Les dernières statistiques ont montré que la hausse des prix demeure supérieure à l'objectif de 2% de la Fed et elles ne reflètent pas encore les retombées du conflit du Moyen-Orient, qui perturbe les approvisionnements en hydrocarbures et en diverses matières premières comme les engrais.

"Les implications des développements au Moyen-Orient pour l'économie américaine sont incertaines", a relevé la Fed dans son communiqué, en soulignant qu'elle se montrerait attentive aux possibles répercussions du conflit à la fois sur l'inflation et sur le chômage.

Dans ce contexte, les membres de la Fed prévoient en moyenne de procéder à une seule baisse de taux d'un quart de point cette année, comme en décembre dernier.

Wall Street se maintenait nettement dans le rouge après ces annonces, avec un S&P 500 en baisse de 1,1% en fin de séance, tandis que le pétrole limitait sa progression. Sur les marchés à terme, la probabilité d'une stabilité des taux jusqu'à la fin de l'année se renforce (43%), tandis que celle d'une seule réduction est passée sous les 40%, selon l'outil FedWatch du CME.

+Powell minimise le risque de stagflation+

Le processus de désinflation amorcé en 2023 peinait à se poursuivre avant même le début de la guerre, selon l'indice des prix PCE, le plus suivi par la Fed. Cet indicateur a augmenté de 2,9% l'année dernière, après une légère accélération en fin d'année. Hors alimentation et énergie, la hausse est même de 3%. Le mois de janvier n'a pas révélé de changement de tendance, avec une hausse de 2,8% sur 12 mois de l'indice global et de 3,1% de l'indice de base.

Plusieurs dirigeants de la Fed ont répété ces derniers mois qu'ils auraient besoin d'être convaincus que l'inflation est en passe de retomber à 2% pour reprendre leur cycle de baisse des taux, interrompu en décembre.

Les grands argentiers américains redoutent toutefois d'être confrontés à un phénomène de stagflation, si un regain de tensions sur les prix venait se conjuguer à une détérioration supplémentaire du marché du travail. L'emploi américain a poursuivi son ralentissement ces derniers mois, essuyant même 92.000 destructions de postes en février après une performance relativement solide en janvier.

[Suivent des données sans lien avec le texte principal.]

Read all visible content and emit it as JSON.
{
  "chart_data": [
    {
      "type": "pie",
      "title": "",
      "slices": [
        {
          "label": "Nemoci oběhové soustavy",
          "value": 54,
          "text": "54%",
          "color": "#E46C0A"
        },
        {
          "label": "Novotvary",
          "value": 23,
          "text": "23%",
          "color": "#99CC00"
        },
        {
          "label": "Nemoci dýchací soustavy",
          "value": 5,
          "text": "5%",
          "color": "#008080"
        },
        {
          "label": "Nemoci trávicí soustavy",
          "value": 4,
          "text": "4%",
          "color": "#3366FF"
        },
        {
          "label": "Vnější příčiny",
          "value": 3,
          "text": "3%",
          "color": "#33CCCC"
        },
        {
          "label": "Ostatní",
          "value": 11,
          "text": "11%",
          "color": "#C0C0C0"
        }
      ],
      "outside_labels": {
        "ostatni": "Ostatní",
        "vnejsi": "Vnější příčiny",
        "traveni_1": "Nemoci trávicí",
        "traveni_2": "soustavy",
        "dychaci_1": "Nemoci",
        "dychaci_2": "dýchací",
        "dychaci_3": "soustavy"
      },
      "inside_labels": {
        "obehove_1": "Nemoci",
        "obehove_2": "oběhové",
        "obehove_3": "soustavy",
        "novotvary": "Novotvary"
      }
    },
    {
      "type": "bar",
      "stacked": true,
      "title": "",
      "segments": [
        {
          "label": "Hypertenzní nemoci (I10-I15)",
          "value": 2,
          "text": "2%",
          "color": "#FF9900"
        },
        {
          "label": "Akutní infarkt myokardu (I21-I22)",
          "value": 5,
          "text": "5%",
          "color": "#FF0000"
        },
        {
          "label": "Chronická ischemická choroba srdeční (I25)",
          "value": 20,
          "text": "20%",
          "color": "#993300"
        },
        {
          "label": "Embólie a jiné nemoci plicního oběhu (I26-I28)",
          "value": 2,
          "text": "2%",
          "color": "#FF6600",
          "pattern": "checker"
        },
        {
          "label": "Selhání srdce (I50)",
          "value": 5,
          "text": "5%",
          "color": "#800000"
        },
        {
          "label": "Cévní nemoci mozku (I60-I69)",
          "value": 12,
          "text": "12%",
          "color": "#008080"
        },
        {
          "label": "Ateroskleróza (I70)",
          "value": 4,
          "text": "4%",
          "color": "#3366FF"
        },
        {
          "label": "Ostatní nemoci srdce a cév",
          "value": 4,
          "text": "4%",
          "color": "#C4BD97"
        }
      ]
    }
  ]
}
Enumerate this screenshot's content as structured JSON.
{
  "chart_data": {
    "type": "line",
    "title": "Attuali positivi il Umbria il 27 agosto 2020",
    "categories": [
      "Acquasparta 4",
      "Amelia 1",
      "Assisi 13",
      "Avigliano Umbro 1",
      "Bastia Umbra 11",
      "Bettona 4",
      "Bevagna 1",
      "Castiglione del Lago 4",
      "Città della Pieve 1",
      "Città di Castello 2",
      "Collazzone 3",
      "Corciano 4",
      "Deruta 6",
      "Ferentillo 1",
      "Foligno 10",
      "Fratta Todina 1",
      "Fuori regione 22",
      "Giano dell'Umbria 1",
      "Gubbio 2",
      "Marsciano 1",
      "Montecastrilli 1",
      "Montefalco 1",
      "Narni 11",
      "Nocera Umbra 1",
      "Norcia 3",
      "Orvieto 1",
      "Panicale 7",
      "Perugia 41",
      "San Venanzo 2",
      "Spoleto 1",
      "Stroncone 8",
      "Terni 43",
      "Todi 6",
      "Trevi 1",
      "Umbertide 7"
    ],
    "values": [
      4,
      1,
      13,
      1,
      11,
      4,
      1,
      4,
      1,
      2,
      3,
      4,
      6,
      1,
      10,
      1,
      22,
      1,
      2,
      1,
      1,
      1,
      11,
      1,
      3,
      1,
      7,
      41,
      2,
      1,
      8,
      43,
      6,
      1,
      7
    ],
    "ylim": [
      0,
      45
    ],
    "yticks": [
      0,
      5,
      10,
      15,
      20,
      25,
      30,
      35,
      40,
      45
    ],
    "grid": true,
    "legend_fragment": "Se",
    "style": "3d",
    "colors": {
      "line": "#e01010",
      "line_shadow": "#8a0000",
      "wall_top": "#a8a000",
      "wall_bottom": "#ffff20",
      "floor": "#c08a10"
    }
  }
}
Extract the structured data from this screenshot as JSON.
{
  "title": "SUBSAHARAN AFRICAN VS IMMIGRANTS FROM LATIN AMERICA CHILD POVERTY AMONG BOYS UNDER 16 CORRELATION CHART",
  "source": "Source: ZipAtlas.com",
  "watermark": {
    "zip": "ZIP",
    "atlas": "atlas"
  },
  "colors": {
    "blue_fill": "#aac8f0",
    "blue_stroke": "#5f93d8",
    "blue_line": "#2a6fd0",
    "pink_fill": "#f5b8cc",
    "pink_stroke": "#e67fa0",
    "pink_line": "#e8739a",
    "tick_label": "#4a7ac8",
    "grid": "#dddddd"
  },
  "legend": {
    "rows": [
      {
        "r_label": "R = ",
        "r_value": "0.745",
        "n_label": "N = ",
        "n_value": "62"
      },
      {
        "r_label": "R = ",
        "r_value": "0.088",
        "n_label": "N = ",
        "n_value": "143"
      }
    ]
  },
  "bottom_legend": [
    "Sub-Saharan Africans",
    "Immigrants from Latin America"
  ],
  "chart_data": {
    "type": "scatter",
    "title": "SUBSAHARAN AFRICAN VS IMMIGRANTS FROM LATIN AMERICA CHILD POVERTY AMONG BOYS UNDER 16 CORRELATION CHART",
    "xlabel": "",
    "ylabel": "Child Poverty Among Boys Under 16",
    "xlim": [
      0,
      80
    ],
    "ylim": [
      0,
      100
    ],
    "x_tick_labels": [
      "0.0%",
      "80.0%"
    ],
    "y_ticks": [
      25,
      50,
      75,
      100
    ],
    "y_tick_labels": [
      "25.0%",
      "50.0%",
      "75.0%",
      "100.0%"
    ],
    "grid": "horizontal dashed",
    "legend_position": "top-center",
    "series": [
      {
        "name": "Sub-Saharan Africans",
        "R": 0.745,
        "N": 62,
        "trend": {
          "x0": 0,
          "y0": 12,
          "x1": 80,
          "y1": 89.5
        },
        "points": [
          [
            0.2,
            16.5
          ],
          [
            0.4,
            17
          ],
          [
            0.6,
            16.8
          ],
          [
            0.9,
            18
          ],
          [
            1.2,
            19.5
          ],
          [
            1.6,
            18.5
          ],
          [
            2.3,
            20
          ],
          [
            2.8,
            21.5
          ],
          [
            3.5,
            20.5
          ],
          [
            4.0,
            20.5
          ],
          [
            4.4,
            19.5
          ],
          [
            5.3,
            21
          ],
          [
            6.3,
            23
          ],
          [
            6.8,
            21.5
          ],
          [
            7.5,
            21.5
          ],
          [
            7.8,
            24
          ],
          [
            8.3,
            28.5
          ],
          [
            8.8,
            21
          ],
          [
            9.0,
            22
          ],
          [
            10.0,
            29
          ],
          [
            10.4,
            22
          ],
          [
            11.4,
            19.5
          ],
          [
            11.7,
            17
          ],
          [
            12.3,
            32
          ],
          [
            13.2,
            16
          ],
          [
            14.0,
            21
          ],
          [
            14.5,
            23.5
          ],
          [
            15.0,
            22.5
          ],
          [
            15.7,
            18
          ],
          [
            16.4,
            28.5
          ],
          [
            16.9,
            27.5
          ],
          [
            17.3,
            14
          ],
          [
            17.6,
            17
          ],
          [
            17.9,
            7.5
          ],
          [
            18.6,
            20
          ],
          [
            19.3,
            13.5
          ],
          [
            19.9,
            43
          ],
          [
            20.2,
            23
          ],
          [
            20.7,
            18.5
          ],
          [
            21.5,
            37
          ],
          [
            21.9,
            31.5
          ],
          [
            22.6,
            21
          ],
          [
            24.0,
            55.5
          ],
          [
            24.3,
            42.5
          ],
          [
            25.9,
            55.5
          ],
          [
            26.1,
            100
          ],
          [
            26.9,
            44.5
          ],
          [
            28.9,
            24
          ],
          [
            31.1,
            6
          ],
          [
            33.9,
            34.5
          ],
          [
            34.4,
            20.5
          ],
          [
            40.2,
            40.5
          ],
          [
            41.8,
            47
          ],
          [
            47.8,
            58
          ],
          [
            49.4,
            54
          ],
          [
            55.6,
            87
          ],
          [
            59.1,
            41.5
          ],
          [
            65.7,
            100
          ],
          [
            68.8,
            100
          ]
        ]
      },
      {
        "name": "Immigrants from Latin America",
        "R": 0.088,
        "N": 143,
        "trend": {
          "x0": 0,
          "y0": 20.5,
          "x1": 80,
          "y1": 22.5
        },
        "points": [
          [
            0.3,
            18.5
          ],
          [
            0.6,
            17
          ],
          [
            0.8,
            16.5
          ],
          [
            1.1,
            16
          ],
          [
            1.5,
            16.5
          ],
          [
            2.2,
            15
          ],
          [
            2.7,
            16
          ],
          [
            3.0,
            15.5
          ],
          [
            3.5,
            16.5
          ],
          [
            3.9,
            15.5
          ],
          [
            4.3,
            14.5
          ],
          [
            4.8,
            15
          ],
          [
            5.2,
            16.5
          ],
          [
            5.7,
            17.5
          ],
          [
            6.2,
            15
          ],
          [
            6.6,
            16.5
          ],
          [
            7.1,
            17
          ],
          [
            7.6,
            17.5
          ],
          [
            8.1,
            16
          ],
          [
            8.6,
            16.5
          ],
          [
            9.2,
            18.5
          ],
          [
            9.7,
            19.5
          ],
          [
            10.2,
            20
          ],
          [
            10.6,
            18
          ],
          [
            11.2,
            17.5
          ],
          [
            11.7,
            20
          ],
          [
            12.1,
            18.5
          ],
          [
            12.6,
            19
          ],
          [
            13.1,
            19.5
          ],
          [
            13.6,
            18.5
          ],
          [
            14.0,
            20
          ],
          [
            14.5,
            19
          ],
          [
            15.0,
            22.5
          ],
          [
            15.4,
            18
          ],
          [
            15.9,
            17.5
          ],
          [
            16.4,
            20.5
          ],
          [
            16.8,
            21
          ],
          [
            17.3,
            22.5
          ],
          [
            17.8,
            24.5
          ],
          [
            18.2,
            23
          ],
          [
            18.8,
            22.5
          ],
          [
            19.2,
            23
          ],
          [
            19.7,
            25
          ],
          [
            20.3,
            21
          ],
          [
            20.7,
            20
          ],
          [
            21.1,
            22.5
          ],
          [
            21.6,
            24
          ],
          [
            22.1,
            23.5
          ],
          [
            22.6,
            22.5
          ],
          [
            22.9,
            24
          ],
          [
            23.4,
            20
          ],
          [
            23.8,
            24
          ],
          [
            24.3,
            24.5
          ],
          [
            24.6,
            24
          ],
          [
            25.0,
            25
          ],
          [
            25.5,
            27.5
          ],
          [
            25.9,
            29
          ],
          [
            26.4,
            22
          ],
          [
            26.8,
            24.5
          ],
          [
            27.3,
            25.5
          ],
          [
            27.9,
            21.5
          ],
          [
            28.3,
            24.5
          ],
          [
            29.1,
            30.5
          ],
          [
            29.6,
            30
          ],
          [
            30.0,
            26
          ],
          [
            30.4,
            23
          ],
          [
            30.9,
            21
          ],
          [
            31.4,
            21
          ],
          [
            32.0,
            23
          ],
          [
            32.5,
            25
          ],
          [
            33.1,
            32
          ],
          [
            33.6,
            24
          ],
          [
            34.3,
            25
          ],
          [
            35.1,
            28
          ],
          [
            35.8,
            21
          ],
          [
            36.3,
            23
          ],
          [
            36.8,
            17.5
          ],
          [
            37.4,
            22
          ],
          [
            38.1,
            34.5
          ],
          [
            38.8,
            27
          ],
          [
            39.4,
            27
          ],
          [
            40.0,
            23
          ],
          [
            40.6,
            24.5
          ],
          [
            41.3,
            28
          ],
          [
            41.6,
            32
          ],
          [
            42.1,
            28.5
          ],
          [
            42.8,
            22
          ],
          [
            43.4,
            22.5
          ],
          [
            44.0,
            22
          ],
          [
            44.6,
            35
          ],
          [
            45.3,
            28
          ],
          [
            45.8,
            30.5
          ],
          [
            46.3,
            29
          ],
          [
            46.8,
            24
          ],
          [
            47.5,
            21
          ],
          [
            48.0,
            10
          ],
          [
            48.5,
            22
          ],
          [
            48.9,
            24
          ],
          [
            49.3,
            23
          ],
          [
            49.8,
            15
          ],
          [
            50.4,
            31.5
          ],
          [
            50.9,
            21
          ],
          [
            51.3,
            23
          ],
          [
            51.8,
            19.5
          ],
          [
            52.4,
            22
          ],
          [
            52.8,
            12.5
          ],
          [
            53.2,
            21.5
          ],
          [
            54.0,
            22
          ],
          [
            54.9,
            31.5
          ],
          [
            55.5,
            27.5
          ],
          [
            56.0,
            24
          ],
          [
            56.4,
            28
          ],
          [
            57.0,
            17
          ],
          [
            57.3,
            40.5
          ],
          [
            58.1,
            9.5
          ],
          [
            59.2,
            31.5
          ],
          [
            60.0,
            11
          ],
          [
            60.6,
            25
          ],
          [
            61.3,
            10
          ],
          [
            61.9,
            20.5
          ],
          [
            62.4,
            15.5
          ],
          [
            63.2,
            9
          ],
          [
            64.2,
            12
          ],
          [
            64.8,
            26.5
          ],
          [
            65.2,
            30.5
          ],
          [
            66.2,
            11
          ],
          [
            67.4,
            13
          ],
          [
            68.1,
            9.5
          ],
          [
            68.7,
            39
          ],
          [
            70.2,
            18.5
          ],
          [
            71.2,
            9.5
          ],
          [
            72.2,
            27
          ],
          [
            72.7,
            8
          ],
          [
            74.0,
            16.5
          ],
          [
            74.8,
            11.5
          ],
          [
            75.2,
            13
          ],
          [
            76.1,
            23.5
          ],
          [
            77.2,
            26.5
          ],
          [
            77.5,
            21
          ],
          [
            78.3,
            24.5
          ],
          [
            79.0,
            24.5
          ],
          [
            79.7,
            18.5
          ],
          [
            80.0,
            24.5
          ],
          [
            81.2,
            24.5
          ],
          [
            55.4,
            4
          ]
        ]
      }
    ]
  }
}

Lors de son intervention de mercredi, le président de la Fed a reconnu l'existence d'une "tension entre nos deux objectifs, avec un risque de hausse de l'inflation et de baisse de l'emploi". Mais il a jugé inadapté le terme de stagflation, qui "correspondait dans les années 1970, à des niveaux d'inflation et de chômage bien plus élevés qu'aujourd'hui".

"Je réserverais le terme de stagflation à une situation bien plus sérieuse", a ajouté Jerome Powell.

Selon les projections mises à jour mercredi, la Fed table sur une croissance économique de 2,4% en 2026, au lieu de 2,3% jusqu'à présent, et sur un taux de chômage de 4,4% en fin d'année, un chiffre inchangé par rapport aux précédentes prévisions.

+Powell attendra la fin de l'enquête pour quitter la Fed+

Au sujet de sa situation personnel, Jerome Powell a par ailleurs indiqué qu'il n'entendait pas quitter son poste de gouverneur de la Fed tant que l'enquête pénale initiée contre lui par le département de la Justice au sujet de la rénovation de la banque centrale ne serait pas terminée.

Donald Trump a annoncé son intention de nommer Kevin Warsh comme président de la Fed, alors que le mandat de Jerome Powell se termine en mai. Mais ce dernier a également la possibilité de se maintenir au conseil des gouverneurs de l'institution jusqu'au début de 2028. Le dirigeant a affirmé mercredi qu'il n'avait pas encore pris de décision à ce sujet.